Almost everyone who knows a thing or two about the sports world can recognize that Air Jordans are some of the most popular sneakers of all time. What very few people know is that this partnership between Michael Jordan and Nike almost never existed. In Amazon Studios’ latest sports drama, Air, director Ben Affleck and screenwriter Alex Convery highlight the struggles and hurdles it took Nike executive Sonny Vaccaro to overcome to secure a game-changing collaboration that would change the world of sports partnerships forever.

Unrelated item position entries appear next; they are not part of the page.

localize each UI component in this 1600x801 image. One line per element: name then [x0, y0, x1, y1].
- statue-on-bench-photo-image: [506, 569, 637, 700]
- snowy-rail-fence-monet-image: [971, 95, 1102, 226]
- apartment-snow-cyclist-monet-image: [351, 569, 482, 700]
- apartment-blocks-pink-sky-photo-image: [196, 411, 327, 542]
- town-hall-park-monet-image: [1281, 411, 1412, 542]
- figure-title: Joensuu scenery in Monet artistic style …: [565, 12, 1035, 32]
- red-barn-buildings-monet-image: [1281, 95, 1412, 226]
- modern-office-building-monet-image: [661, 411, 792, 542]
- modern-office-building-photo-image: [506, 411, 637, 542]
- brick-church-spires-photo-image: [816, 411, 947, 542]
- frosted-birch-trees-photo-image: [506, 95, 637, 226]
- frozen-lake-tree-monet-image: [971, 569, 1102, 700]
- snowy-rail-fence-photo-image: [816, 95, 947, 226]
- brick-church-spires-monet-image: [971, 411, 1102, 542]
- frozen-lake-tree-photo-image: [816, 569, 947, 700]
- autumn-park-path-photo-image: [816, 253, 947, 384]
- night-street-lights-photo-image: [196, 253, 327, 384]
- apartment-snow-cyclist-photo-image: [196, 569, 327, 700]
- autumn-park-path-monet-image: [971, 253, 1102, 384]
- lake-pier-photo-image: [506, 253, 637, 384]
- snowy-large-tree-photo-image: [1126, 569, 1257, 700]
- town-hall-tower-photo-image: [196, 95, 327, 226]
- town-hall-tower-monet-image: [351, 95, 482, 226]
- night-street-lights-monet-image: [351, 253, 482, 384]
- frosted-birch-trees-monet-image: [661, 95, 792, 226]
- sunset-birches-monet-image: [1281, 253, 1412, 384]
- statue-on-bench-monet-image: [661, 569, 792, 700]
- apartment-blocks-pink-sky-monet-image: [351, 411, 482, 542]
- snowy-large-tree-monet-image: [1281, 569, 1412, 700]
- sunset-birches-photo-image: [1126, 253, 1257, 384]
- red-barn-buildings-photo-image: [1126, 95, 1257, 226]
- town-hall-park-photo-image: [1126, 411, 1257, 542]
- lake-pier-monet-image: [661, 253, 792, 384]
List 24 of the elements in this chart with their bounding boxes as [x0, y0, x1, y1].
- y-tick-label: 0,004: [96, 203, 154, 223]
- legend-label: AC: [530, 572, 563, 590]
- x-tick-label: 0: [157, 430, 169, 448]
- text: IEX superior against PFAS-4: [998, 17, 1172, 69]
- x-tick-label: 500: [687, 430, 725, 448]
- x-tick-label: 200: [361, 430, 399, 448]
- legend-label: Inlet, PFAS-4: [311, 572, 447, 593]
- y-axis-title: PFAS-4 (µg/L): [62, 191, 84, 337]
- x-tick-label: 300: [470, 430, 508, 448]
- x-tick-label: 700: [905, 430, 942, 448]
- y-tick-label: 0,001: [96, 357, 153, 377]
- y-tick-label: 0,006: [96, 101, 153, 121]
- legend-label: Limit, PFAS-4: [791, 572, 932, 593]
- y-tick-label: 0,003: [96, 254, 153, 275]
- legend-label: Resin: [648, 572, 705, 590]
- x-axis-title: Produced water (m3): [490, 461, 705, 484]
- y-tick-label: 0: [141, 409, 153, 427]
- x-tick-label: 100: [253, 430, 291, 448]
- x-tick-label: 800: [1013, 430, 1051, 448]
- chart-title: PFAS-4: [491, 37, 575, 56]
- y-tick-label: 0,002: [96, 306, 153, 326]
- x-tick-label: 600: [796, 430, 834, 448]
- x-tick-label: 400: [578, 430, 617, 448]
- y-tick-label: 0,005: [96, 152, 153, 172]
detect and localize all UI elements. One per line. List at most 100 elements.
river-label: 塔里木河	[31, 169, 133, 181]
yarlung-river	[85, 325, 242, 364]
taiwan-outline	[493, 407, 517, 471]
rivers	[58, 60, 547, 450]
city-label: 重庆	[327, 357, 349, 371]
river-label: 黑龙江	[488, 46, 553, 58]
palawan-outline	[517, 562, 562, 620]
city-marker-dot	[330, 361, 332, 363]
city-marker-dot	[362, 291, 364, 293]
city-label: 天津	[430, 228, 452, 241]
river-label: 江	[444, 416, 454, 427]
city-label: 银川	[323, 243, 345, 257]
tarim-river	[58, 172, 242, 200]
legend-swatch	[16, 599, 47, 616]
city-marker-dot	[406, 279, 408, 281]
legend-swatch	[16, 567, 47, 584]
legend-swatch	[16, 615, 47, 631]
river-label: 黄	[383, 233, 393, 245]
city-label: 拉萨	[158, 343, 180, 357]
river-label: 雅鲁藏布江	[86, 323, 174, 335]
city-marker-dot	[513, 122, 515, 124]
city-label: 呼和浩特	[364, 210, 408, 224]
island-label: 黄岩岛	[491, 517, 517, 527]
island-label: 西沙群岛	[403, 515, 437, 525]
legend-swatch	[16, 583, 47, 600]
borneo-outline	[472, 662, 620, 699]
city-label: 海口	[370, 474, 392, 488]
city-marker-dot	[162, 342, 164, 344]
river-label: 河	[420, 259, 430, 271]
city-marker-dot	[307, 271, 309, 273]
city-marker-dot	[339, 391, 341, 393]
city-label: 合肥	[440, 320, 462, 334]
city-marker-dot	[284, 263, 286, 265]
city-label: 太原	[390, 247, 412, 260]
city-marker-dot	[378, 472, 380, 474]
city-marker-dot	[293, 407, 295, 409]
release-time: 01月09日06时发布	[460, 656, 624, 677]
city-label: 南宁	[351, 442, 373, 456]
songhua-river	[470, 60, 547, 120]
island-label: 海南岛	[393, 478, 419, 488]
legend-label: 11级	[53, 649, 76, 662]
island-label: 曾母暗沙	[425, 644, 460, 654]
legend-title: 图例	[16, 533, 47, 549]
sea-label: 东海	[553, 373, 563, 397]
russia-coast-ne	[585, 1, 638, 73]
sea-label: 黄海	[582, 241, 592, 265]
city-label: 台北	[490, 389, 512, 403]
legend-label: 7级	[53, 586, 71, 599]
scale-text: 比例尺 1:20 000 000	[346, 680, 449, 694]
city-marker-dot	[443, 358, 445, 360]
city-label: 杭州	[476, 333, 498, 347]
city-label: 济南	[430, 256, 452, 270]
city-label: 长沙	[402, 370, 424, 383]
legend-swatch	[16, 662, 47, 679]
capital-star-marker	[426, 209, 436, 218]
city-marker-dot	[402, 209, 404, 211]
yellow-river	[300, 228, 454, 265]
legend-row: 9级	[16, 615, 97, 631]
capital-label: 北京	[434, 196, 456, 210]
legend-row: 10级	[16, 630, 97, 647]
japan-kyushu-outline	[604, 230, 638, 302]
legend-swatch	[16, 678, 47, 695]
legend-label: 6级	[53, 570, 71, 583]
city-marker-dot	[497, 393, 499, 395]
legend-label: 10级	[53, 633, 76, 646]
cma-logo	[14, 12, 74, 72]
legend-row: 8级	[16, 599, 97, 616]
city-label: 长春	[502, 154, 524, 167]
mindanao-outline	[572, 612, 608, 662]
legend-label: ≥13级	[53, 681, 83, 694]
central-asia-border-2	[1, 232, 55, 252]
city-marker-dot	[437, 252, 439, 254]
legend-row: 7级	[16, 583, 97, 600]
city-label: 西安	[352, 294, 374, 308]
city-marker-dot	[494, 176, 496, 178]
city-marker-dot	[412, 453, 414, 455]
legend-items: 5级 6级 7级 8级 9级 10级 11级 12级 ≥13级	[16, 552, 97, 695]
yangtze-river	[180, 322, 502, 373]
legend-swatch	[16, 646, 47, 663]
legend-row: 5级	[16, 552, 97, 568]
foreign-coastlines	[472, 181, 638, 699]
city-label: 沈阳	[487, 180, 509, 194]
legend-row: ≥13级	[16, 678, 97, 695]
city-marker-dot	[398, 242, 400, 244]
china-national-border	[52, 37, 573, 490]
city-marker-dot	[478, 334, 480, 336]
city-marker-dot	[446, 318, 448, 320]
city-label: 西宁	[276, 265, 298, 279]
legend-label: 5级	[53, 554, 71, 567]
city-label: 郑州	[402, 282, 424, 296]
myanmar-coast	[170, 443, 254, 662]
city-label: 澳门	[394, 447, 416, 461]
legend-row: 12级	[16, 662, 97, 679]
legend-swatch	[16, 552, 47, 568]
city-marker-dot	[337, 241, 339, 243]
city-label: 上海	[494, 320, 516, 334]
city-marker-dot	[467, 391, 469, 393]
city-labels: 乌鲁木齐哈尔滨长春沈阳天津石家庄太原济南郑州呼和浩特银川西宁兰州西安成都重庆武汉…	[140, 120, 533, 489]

Matt Damon stars as Sonny Vaccaro, a Nike executive who aims to change his luck and that of his company’s by scoring the biggest contract of his career with rookie Michael Jordan. With a fledgling basketball division, Nike was never an interest for the young basketball star. But with his back against the wall, Vaccaro pulls out all the stops to make a career-defining move and gamble with his CEO Phil Knight (Ben Affleck). The two things standing in his way? A reluctant Michael Jordan, who has his sights set on Adidas, and his mother, Deloris (Viola Davis), who only wants the best for her son and knows what Jordan’s talents are worth.
Air, featuring great performances and an incredible script, is one of those special sports movies that only comes along once in a while. It isn’t a long-winded marketing ploy for shoe giant Nike, though it can come off that way. Instead, Affleck’s latest is an inspirational feel-good story about believing in something (or someone) so much that one would bet all the stakes on it. The film zeroes in on this human aspect, opting out of the mundanity of detailed business talk, legalities, and contractual details, which is why the film succeeds. Convery recognizes that all movie-goers may not care too much about basketball, so, together with Affleck, he strategically and beautifully focuses his story on the people. And it’s exactly what will hook viewers of all types.
One of the greatest achievements of Air’s script is the believability of it all. Even knowing how it all plays out today, watching the depiction of Nike execs chase after a game-changing partnership with Michael Jordan is believable. Affleck plays his cards incredibly well, incorporating the back and forth between Nike and the Jordan family. Everything leading up to the finale is well-intentioned and thrilling, to say the least, but these elements are only half of what makes Air so great. Some may attribute this to the film’s subject matter, but in reality, the entire cast and crew put together an exceptionally infectious feature worth watching on the big screen.
The stellar cast, in particular, is reason enough to run to the theater to see Air. Matt Damon, for example, is sensational as Sonny, balancing humorous moments with heartfelt ones. Even as an actor, it has to be challenging to come off as passionate as Damon does here (especially without a love of sports). But thankfully it oozes through him, which is why he’s perfect for the role. Other noteworthy performances include Jason Bateman, Chris Tucker, Chris Messina (whose interactions with Damon are some of the most fun onscreen this year), Affleck, and Davis, all of whom make this feature thoroughly enjoyable. Good luck to anyone walking out of Air trying to determine a favorite because they all come with their A-game and nail every minute of their screen time.
It would be remiss to mention all these great elements without stating the obvious: Affleck’s direction in Air is stupendous work. The way in which he interweaves footage and sequences with real life imagery is fantastic. Additionally, the level of detail Affleck incorporates in nearly every scene to capture the setting of that time highlights his passion for the subject and how he has improved as a director. But above all, his latest is simply a joyous experience consisting of electrifying cast chemistry, inspiring messaging, and an uncanny desire to root for the sneaker giant even though the outcome is already known. The Air Jordans and Nike partnership is legendary, and thanks to it, this film is soon to be the same.
Air releases in theaters on April 5. The film is 112 minutes and rated R for language.